During commercials, the station plugs its late night newscast, including the latest news about the missing girl. Punter stares at the picture of her on the television screen, his tongue glowing thick and dry for the five seconds the image is displayed. One of the other men drains the last gulp of his beer and shakes his head. I hope they find the fucker that did that and cut his balls off, he says.
So you think she’s dead then?
Of course she’s dead. You don’t go missing like that and not end up dead.
The men motion for another round as the baseball game returns from the break. Punter realizes he’s been holding his breath, lets it go in a loud, hacking gasp. The bartender and two men turn to look, so he holds a hand up, trying to signal he doesn’t need any help but puts it down when he realizes they’re not offering. He pays his tab and gets up to leave.
He hasn’t thought much about how the girl got into the pond or who put her there. He too assumed murder, but the who or why or when is not something he’s considered until now.

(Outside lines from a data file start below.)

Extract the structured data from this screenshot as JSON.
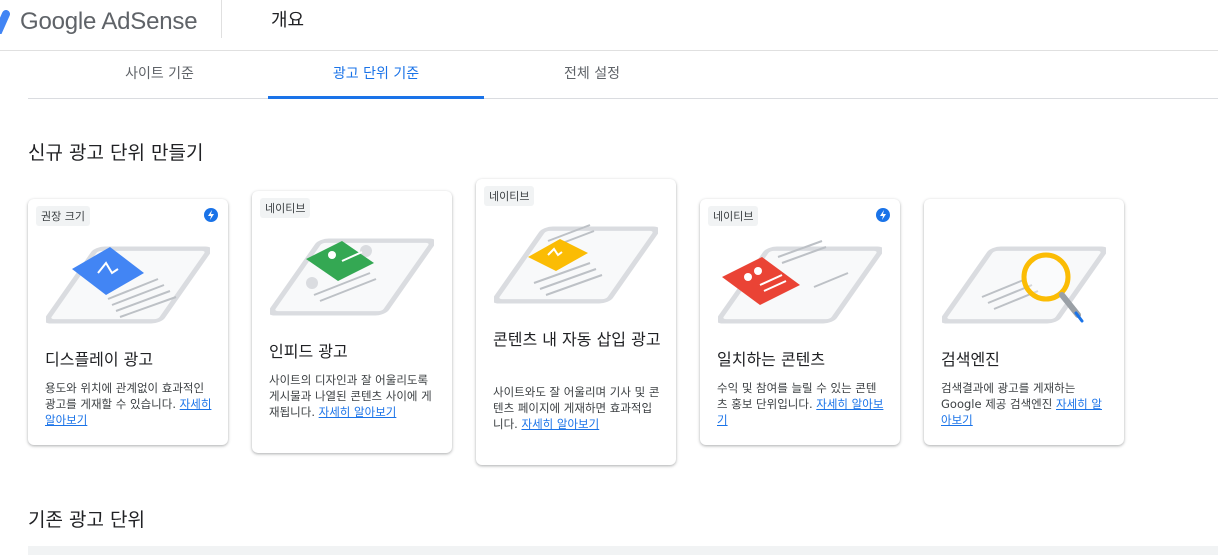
{
  "header": {
    "logo_text": "Google AdSense",
    "page_title": "개요"
  },
  "tabs": [
    {
      "label": "사이트 기준"
    },
    {
      "label": "광고 단위 기준"
    },
    {
      "label": "전체 설정"
    }
  ],
  "new_section": {
    "title": "신규 광고 단위 만들기"
  },
  "cards": [
    {
      "badge": "권장 크기",
      "title": "디스플레이 광고",
      "desc": "용도와 위치에 관계없이 효과적인 광고를 게재할 수 있습니다.",
      "link": "자세히 알아보기"
    },
    {
      "badge": "네이티브",
      "title": "인피드 광고",
      "desc": "사이트의 디자인과 잘 어울리도록 게시물과 나열된 콘텐츠 사이에 게재됩니다.",
      "link": "자세히 알아보기"
    },
    {
      "badge": "네이티브",
      "title": "콘텐츠 내 자동 삽입 광고",
      "desc": "사이트와도 잘 어울리며 기사 및 콘텐츠 페이지에 게재하면 효과적입니다.",
      "link": "자세히 알아보기"
    },
    {
      "badge": "네이티브",
      "title": "일치하는 콘텐츠",
      "desc": "수익 및 참여를 늘릴 수 있는 콘텐츠 홍보 단위입니다.",
      "link": "자세히 알아보기"
    },
    {
      "title": "검색엔진",
      "desc": "검색결과에 광고를 게재하는 Google 제공 검색엔진",
      "link": "자세히 알아보기"
    }
  ],
  "existing_section": {
    "title": "기존 광고 단위"
  },
  "colors": {
    "accent": "#1a73e8",
    "display": "#4285f4",
    "infeed": "#34a853",
    "inarticle": "#fbbc04",
    "matched": "#ea4335",
    "search": "#fbbc04"
  }
}
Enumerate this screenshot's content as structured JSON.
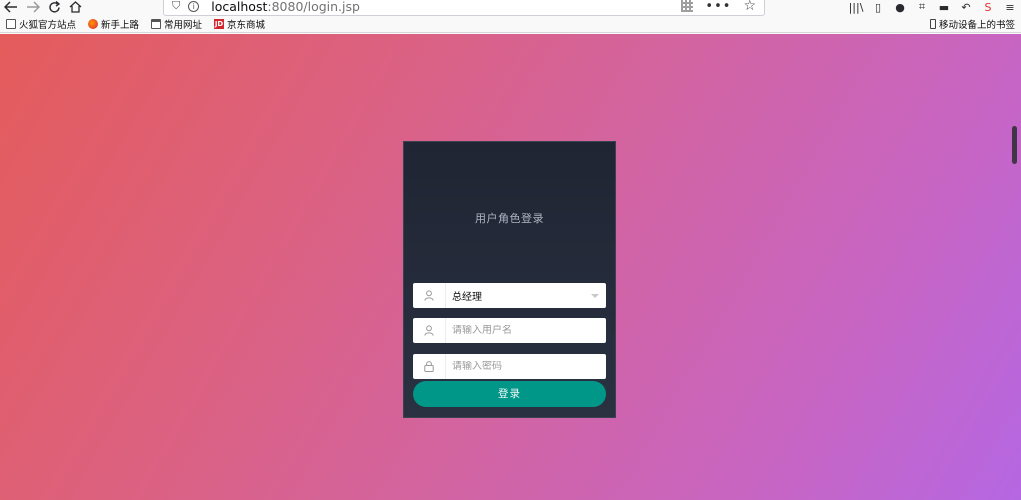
{
  "browser": {
    "url_host": "localhost",
    "url_path": ":8080/login.jsp",
    "menu_dots": "•••"
  },
  "bookmarks": {
    "items": [
      {
        "label": "火狐官方站点",
        "icon": "star-page-icon"
      },
      {
        "label": "新手上路",
        "icon": "firefox-icon"
      },
      {
        "label": "常用网址",
        "icon": "folder-icon"
      },
      {
        "label": "京东商城",
        "icon": "jd-icon"
      }
    ],
    "mobile": "移动设备上的书签"
  },
  "login": {
    "title": "用户角色登录",
    "role_selected": "总经理",
    "username_placeholder": "请输入用户名",
    "password_placeholder": "请输入密码",
    "submit_label": "登录"
  },
  "colors": {
    "card_bg": "#232a38",
    "button": "#009688",
    "gradient_start": "#e45c5b",
    "gradient_end": "#b567e2"
  }
}
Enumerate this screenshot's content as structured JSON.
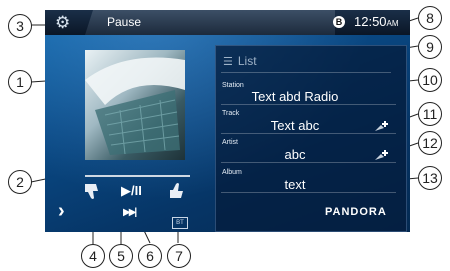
{
  "status_bar": {
    "status": "Pause",
    "bluetooth_symbol": "B",
    "time": "12:50",
    "ampm": "AM"
  },
  "list": {
    "title": "List"
  },
  "fields": {
    "station": {
      "label": "Station",
      "value": "Text abd Radio"
    },
    "track": {
      "label": "Track",
      "value": "Text abc"
    },
    "artist": {
      "label": "Artist",
      "value": "abc"
    },
    "album": {
      "label": "Album",
      "value": "text"
    }
  },
  "brand": "PANDORA",
  "controls": {
    "play_pause": "▶/II",
    "next": "▶▶|",
    "bt_badge": "BT",
    "chevron": "›"
  },
  "callouts": [
    "1",
    "2",
    "3",
    "4",
    "5",
    "6",
    "7",
    "8",
    "9",
    "10",
    "11",
    "12",
    "13"
  ],
  "icons": {
    "settings": "gear-icon",
    "thumbs_down": "thumbs-down-icon",
    "thumbs_up": "thumbs-up-icon",
    "add": "plus-icon"
  },
  "colors": {
    "screen": "#0a4a86",
    "panel": "#041c3c"
  }
}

In juvie, the counselors told him nothing he did or didn’t do would have kept his mother alive, which Punter understood just fine. Of course he hadn’t killed his mother. That wasn’t why he was there. What he’d done afterward is why they had locked him away, put him behind bars until he was eighteen.
This time, he’ll do better. He won’t just sit around for months while the police slowly solve the case, while they decide that what he’s done is just as bad. This time, Punter will find the murderer himself, and he will make him pay.
He remembers: missing her, not knowing where she was, not understanding, just wishing she’d come back. Not believing his father, who told him that she’d left them, that she was gone forever. Looking for her all day while his father worked, wandering the road, the fields, the rooms of their small house.
He remembers descending into the basement one step at a time, finding the light switch, waiting for the fluorescent tubes to warm up, stepping off the wood steps, his bare feet aching at the cold of the concrete floor.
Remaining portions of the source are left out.